Ten aanzien van het gebruik van een wapen is geen wettig en overtuigend bewijs voorhanden. Aangeefster [slachtoffer] is aanvankelijk niet zeker dat zij is bedreigd met een vuurwapen. Het wapen was volgens haar in elk geval zwart. Ze heeft ook geen loopmond gezien. Later echter, heeft zij verklaard (gedecideerd) dat het ging om een pistool. Getuige [getuige1] is duidelijk over het gebruik van een pistool, maar hij is de enige.
Het dossier is in zoverre ontlastend ten opzichte van verdachte dat dna-onderzoek naar de op de plaats delict aangetroffen sigarettenpeuk geen match met verdachte heeft opgeleverd.

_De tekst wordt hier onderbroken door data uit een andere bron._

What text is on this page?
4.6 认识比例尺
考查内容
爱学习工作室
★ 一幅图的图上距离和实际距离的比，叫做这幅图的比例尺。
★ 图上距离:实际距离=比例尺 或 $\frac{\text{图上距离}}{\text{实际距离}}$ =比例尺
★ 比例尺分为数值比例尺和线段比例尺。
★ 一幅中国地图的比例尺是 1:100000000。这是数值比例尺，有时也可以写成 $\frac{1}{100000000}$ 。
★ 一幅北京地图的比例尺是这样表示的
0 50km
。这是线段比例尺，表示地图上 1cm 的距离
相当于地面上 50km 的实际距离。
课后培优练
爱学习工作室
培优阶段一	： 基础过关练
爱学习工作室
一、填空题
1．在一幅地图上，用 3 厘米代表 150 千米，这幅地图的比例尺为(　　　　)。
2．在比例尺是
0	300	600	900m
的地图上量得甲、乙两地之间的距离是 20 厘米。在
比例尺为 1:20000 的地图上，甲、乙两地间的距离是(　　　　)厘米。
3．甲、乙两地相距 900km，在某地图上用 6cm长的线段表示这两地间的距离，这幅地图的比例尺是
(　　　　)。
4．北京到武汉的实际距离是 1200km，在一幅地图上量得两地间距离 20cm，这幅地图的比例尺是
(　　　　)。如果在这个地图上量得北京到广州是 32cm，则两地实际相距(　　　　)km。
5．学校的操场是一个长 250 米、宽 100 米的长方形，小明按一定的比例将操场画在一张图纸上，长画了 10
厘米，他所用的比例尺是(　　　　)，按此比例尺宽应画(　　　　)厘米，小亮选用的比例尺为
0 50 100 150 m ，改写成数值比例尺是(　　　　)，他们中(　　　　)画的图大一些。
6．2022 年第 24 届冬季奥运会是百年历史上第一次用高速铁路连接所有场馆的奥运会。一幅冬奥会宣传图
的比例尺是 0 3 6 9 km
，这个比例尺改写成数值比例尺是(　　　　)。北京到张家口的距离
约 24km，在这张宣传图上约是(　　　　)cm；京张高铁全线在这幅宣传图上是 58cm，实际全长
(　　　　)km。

Evenmin zijn videobeelden beschikbaar, aangezien er bij de Rabobank dummycamera's hingen. Ook het schoensporenonderzoek, waarvan de raadsman het verslag in verband met vele tegenstrijdigheden naar zijn zeggen niet begrijpt, leidt tot de conclusie dat op de plaats delict geen afdruk van (de door verdachte altijd gedragen) Nike Air max is aangetroffen.
Verdachte heeft verklaard dat hij zo'n € 2.000,- heeft gespaard met overwerken bij [bedrijfsnaam1]. In dertien weken ontving verdachte € 10,- per uur overwerk, wat neerkomt op 200 uur, ofwel vijftien uur per week. Verdachte heeft daarmee een logische verklaring gegeven voor het beschikbare geld.
Verdachte heeft niet in café [bedrijfsnaam2] met geld gesmeten. [naam1] wijst niet verdachte aan, maar zegt dat het ene hem niet bekende [voornaam verdachte] was.
Verdachte heeft bij de politie consistent verklaard dat hij die avond van 12 januari 2009 in de schuur was. Dat de moeder van verdachte heeft verklaard dat verdachte op enig moment weg ging van huis, betekent niet dat zij hoeft te weten dat verdachte naar de schuur is gegaan. De verklaring van moeder sluit de verklaring van verdachte, dat hij terug naar huis ging, niet uit.
Zij heeft verdachte omstreeks 01.00 uur naar bed horen gaan, maar heeft niet gehoord hoe laat hij thuis is gekomen. Dit kan kloppen met de verklaring van verdachte over hoe laat hij thuis kwam en dat hij twee afleveringen van 'Prison Break' op tv is gaan kijken voordat hij naar bed is gegaan.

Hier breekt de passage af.